Background: The study evaluates how obesity grade is associated with age during the first acute coronary syndrome (ACS) and examines the effect of cardiovascular (CV) risk factors and the age of first ACS in patients with severe obesity.
Methods: We enrolled consecutive patients diagnosed with first episode of ACS between 2014 and 2019, and categorized them by body mass indices (BMI). Severe obesity was defined as BMI ≥35 kg/m2. Independent variables affecting the age of first ACS were examined by linear regression analysis.
Results: A total of 1005 patients (mean age, 57.5 ± 12.3 years; 19.3% female) were included. Approximately 6% and 12% of obese patients and normal weight patients had no other risk factors. Patients with ACS with severe obesity were younger than those with ACS in the grade-I obesity, overweight, and normal-weight groups (52.8 ± 9.9 vs. 55.3 ± 10.9, 56.8 ± 11.4, and 61.4 ± 14.2, respectively, p < 0.001). BMI had a strong, inverse linear relationship with earlier age of first ACS. The number of patients with no risk factors was significantly high in normal-weight individuals compared with patients with severe obesity (11.6% vs 5.6%, p = 0.037). After adjusting for CV risk factors, patients with overweight, grade-I obesity, and severe obesity may experience first ACS sooner than those with normal-weight by 3.9, 6.1, and 7.7 years, respectively (p < 0.001). However, males and females with severe obesity without CV risk factors experienced the first ACS episode 16 and 22 years later than those with the highest number of risk factors, respectively.

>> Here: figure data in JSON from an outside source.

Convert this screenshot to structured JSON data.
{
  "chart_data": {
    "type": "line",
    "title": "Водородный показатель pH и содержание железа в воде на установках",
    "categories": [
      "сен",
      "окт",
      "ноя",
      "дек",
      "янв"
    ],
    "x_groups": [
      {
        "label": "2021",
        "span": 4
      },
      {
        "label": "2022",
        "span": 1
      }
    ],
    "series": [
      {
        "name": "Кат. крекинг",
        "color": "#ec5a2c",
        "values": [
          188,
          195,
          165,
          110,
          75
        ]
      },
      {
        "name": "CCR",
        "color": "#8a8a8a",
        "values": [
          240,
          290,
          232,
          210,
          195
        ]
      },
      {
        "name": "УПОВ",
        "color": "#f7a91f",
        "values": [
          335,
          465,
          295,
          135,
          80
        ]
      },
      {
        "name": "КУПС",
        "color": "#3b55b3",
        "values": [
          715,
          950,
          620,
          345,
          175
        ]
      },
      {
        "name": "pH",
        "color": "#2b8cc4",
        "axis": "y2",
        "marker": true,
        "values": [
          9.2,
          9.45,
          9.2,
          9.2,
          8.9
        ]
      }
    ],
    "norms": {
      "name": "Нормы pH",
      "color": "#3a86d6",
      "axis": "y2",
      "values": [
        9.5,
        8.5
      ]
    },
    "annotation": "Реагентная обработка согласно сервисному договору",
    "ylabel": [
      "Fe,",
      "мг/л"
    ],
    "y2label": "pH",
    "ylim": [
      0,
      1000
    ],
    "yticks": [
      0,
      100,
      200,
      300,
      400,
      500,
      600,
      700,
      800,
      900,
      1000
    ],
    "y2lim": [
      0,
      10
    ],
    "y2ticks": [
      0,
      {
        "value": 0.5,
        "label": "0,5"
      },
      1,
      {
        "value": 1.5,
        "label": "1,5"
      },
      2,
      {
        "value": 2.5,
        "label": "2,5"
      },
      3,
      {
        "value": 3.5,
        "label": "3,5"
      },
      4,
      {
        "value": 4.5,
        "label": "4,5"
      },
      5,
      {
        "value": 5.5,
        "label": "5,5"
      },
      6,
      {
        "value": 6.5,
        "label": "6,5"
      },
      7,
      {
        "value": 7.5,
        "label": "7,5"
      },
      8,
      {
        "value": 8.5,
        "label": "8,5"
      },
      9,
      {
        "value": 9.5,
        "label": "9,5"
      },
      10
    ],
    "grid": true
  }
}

Conclusion: Patients with severe obesity experience first ACS episode 7.7 years earlier than those with normal-weight. Absence of CV risk factors in people with obesity can improve the potential negative effect of obesity on the ACS age.
Trial registration: NCT04578964, 08 October 2020.
Keywords: Acute coronary syndrome; Age; Coronary artery disease; Obesity; Risk factor.